If you want to increase acorn production for wildlife, find oaks with good crowns and cut the trees that are crowding them. An oak with a large crown is not only more vigorous, it will also produce more acorns. This practice is called mast tree release and is a variation of crop tree release described earlier. It is effective for other mast-producing species such black cherry, yellow birch, beech, apple, and others. Caution should be used with beech, however. Beech are prone to sun scald, so part of the tree should remain shaded.

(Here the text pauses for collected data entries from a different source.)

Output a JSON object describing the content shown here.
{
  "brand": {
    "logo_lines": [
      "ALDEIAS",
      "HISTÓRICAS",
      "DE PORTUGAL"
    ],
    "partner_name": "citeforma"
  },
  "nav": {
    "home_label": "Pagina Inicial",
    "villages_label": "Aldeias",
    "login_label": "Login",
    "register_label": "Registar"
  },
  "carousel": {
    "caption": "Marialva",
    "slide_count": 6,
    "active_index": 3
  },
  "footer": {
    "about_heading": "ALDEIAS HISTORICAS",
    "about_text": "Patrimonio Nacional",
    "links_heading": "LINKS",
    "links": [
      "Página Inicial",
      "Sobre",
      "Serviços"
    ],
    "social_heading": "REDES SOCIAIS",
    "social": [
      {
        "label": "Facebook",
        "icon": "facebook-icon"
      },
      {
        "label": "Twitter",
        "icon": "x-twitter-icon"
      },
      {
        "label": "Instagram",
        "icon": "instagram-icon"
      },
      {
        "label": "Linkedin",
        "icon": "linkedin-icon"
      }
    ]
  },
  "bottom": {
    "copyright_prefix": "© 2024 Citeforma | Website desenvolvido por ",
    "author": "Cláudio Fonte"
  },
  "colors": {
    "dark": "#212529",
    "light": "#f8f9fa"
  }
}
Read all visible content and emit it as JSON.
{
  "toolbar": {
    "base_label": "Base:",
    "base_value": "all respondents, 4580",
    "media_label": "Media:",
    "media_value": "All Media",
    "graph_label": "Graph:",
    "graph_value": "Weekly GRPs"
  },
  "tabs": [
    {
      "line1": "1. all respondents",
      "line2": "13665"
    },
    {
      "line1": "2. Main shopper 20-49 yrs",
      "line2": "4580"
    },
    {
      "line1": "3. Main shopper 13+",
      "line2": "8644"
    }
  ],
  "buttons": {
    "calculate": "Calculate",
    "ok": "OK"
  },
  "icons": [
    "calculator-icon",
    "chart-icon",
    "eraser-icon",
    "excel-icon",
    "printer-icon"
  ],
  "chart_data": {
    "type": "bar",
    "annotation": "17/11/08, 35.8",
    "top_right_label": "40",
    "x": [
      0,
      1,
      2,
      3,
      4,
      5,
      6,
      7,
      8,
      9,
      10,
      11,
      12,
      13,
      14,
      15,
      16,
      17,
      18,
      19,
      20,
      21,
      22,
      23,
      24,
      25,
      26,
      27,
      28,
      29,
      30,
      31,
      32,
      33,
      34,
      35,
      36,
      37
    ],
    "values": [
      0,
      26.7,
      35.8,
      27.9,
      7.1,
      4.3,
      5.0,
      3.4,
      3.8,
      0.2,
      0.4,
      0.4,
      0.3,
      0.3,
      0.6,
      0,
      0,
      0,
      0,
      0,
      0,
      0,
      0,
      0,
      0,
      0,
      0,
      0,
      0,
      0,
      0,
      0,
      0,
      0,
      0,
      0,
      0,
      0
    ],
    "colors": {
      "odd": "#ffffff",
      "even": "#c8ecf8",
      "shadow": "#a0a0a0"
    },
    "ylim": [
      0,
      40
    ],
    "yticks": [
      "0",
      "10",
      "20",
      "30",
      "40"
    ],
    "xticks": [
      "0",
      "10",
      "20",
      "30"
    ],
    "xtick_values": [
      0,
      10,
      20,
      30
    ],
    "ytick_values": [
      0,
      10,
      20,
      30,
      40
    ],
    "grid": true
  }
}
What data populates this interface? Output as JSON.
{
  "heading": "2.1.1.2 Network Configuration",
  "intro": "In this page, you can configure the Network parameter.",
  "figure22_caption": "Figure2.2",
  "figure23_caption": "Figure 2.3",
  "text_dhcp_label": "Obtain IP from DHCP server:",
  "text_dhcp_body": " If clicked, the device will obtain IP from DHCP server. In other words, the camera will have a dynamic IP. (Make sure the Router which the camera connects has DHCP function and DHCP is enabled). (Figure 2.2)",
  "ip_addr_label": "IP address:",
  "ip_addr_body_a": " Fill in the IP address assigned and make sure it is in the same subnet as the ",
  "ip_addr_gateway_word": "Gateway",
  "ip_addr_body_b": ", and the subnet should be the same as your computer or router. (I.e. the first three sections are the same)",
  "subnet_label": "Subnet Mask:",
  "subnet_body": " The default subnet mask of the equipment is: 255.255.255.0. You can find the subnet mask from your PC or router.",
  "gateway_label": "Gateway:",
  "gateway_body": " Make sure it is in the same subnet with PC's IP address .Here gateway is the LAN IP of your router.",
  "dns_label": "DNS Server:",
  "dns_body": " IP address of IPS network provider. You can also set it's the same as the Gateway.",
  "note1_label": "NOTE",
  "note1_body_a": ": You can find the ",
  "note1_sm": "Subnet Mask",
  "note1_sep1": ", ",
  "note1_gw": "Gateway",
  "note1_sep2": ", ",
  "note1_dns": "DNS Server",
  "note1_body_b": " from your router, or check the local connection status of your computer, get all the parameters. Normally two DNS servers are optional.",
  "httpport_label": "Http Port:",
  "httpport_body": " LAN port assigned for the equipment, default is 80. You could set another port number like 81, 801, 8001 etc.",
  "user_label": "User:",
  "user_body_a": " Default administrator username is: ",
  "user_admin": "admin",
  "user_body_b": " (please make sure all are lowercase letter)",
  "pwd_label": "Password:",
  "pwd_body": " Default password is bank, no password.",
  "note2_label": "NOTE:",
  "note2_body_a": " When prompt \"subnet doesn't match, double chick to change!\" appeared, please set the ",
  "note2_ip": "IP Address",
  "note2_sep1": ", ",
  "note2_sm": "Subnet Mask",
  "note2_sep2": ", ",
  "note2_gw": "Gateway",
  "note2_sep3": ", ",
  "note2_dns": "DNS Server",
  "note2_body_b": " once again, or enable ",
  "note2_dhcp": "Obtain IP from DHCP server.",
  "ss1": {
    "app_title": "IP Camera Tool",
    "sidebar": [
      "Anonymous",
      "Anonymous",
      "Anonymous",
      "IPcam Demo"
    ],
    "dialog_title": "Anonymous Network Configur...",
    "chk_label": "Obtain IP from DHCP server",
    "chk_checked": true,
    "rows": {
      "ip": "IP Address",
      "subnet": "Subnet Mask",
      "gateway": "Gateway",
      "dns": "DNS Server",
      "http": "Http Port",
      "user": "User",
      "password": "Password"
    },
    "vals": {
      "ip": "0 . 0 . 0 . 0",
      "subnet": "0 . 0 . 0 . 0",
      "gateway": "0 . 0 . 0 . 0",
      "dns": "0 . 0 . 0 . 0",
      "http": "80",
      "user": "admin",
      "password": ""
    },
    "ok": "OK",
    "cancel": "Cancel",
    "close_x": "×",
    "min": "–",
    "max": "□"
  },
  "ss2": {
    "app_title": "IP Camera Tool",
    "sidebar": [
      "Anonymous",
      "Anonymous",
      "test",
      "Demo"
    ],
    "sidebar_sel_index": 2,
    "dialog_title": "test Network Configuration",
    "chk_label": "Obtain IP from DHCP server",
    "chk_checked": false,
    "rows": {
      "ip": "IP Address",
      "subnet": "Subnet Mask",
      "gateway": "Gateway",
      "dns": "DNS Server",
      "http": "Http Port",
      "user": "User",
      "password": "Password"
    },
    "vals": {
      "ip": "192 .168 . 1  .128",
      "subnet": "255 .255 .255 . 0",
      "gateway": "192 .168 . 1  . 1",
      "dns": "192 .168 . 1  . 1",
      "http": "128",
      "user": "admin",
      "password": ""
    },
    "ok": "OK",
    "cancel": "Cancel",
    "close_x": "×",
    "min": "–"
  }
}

Creating Diversity and Resiliency
Any forest disturbance that breaks up a uniform tree canopy and introduces different sizes and ages over time also adds to the diversity and resiliency of the forest. These disturbances can come in the form of wind, ice, insects, disease, or cutting. Sunny openings allow a wide range of plant species to become established; crop tree release increases individual trees’ vigor. Over time a diversity of species, sizes, and ages of trees and shrubs become established. This in turn leads to diversity of wildlife. Vigorous trees and diverse sizes and ages help a forest to be more resilient in the face of insect or disease infestation. Cutting firewood can also help people be more resilient in the face of uncertainty by giving us exercise, fresh air, and a sense of self-reliance.